Seasonal peaks in hospitality: how to stay ahead

It always starts the same way. The weather turns, the calendar fills up, and suddenly everyone is at the bar at once. Seasonal peaks in hospitality are never a surprise and yet they always seem to catch people off guard.
It's not that operators don't see it coming. They do. The problem is the gap between knowing it's going to get busy and actually being ready for it. Because staffing doesn't sort itself out in a week. Especially not when you're relying on one agency that's also supplying twenty other venues.
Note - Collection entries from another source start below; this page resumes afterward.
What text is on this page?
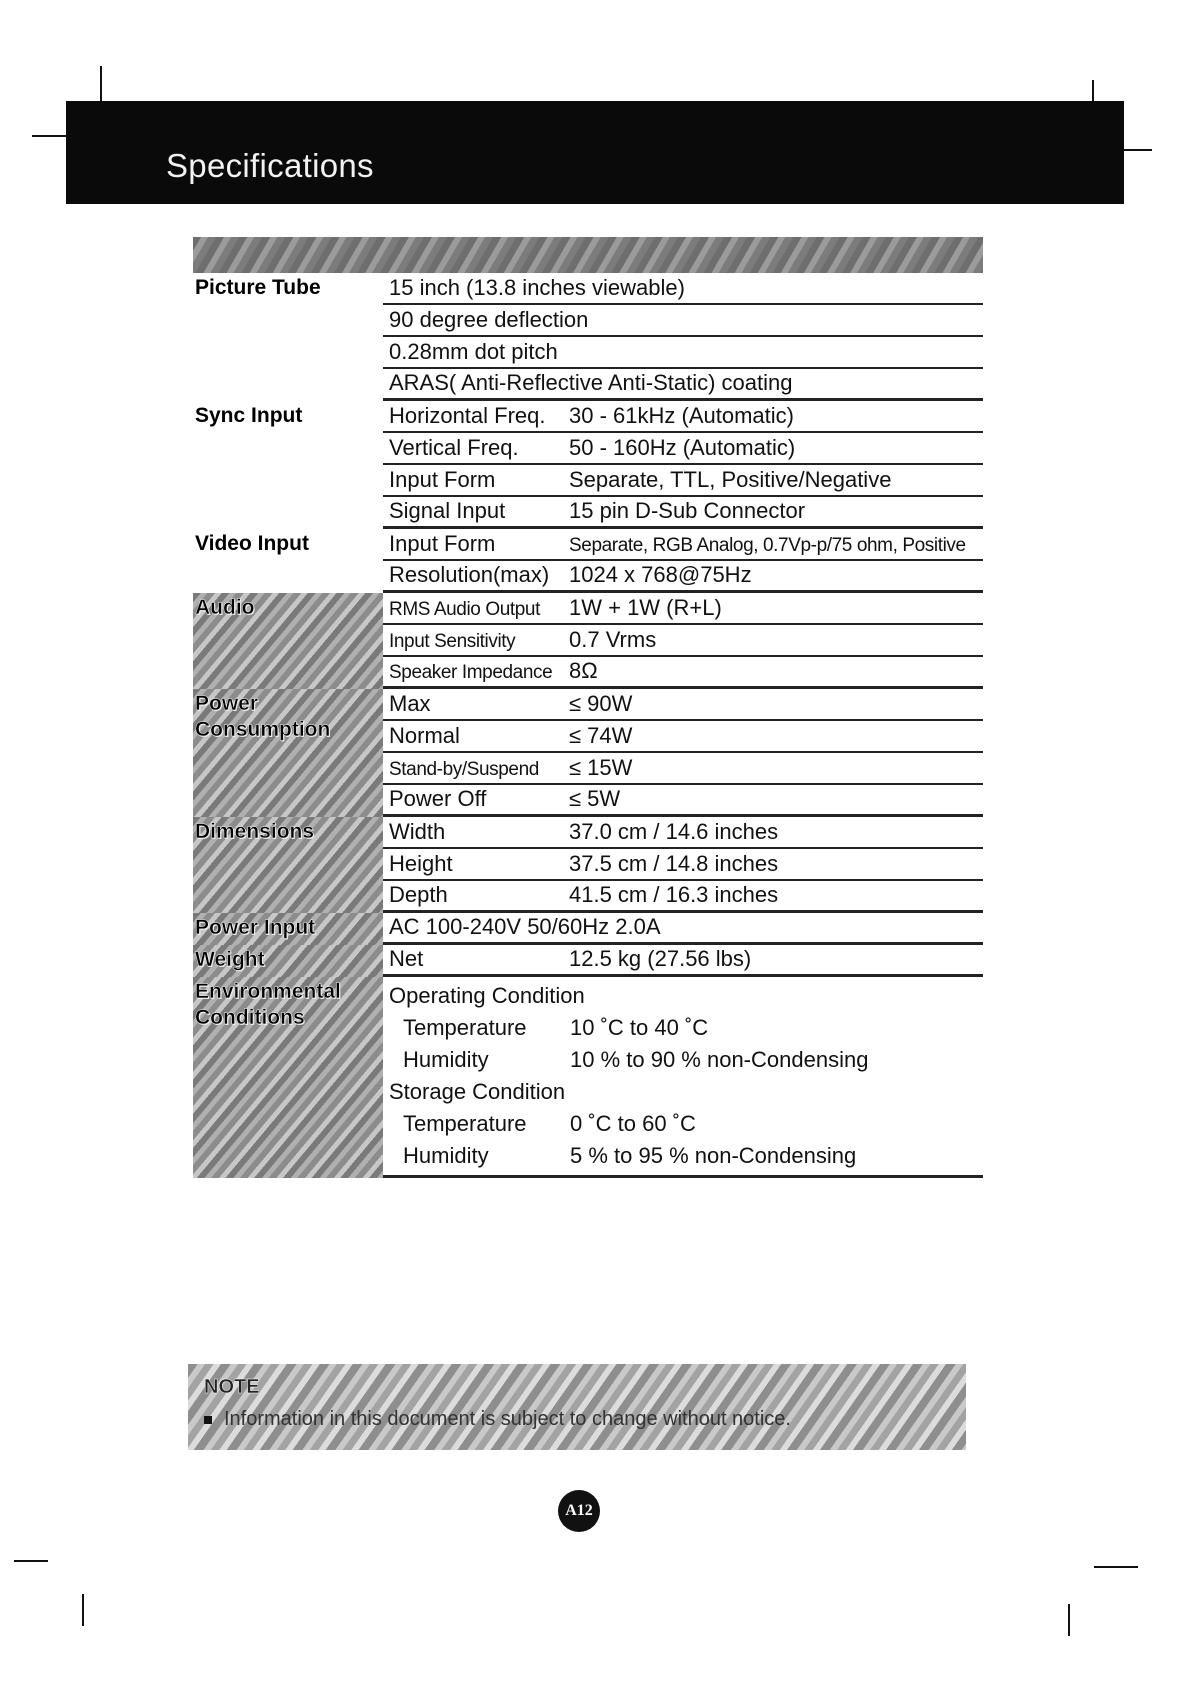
Specifications
Picture Tube	15 inch (13.8 inches viewable)
90 degree deflection
0.28mm dot pitch
ARAS( Anti-Reflective Anti-Static) coating
Sync Input	Horizontal Freq.	30 - 61kHz (Automatic)
Vertical Freq.	50 - 160Hz (Automatic)
Input Form	Separate, TTL, Positive/Negative
Signal Input	15 pin D-Sub Connector
Video Input	Input Form	Separate, RGB Analog, 0.7Vp-p/75 ohm, Positive
Resolution(max) 1024 x 768@75Hz
Audio	RMS Audio Output	1W + 1W (R+L)
Input Sensitivity	0.7 Vrms
Speaker Impedance 8Ω
Power
Consumption
Max	≤ 90W
Normal	≤ 74W
Stand-by/Suspend	≤ 15W
Power Off	≤ 5W
Dimensions	Width	37.0 cm / 14.6 inches
Height	37.5 cm / 14.8 inches
Depth	41.5 cm / 16.3 inches
Power Input	AC 100-240V 50/60Hz 2.0A
Weight	Net	12.5 kg (27.56 lbs)
Environmental
Conditions
Operating Condition
Temperature	10 ˚C to 40 ˚C
Humidity	10 % to 90 % non-Condensing
Storage Condition
Temperature	0 ˚C to 60 ˚C
Humidity	5 % to 95 % non-Condensing
NOTE
Information in this document is subject to change without notice.
A12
Start earlier than you think
Most operators wait too long. By the time they start planning, the best people are already booked by someone else. Summer, New Year's Eve, festival season: these peaks are predictable. Use that. Look back at last year. When did it get genuinely overwhelming? When were you short-staffed? Put those dates in your calendar and start reaching out two to three months earlier than you normally would.
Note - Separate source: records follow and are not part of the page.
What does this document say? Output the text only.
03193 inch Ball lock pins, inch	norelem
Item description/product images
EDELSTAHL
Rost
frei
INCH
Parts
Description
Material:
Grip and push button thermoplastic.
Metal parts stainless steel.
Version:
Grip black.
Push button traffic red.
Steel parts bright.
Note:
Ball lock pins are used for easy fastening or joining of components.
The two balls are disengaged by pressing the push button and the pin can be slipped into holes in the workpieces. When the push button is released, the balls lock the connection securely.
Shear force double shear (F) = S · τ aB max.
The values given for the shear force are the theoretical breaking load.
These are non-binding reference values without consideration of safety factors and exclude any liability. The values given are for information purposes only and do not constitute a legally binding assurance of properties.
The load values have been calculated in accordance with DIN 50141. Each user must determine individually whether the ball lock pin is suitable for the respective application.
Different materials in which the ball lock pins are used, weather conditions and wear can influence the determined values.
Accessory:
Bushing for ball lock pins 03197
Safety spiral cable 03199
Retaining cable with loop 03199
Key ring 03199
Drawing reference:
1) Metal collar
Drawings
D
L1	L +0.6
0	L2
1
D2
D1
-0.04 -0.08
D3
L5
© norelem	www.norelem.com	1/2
Flexibility is not a backup plan. It is the plan.
Permanent staff are invaluable, but they're not infinitely scalable. Seasonal peaks demand a layer of staff that moves with demand. Up when it's busy, quieter when things slow down. That means working with a mix of permanent employees and flexible workers you can scale quickly.
The challenge is that those flexible workers are spread across different agencies. And if you're managing separate contacts, contracts and invoices for each one, that takes time you simply don't have during a busy season. With Felix, you see availability across all your agencies in one place. You move faster, without the mess.
Familiar faces perform better
New staff take time. They need to learn your way of working, your regulars, how you like things done. A peak period is not the ideal moment for that. Try to build a consistent pool of flexible workers who know you and who you know. People who have worked with you before don't need to be told everything twice. They just get on with it.
Felix lets you add workers to your own pool, so when things get busy you can call back the right people straight away. No new faces every time. Just people who already know how you work.
Evaluate while it's still fresh
When the rush is over, you want to switch off. Understandable. But the best preparation for next season happens now, while you still remember what went wrong, what worked well and where you should have brought in more people earlier. Write it down. Keep it. Use it.
Seasonal peaks will keep coming. But how you respond to them is something you can actually control. Plan earlier, get the right people at the right time, and keep everything in one clear overview.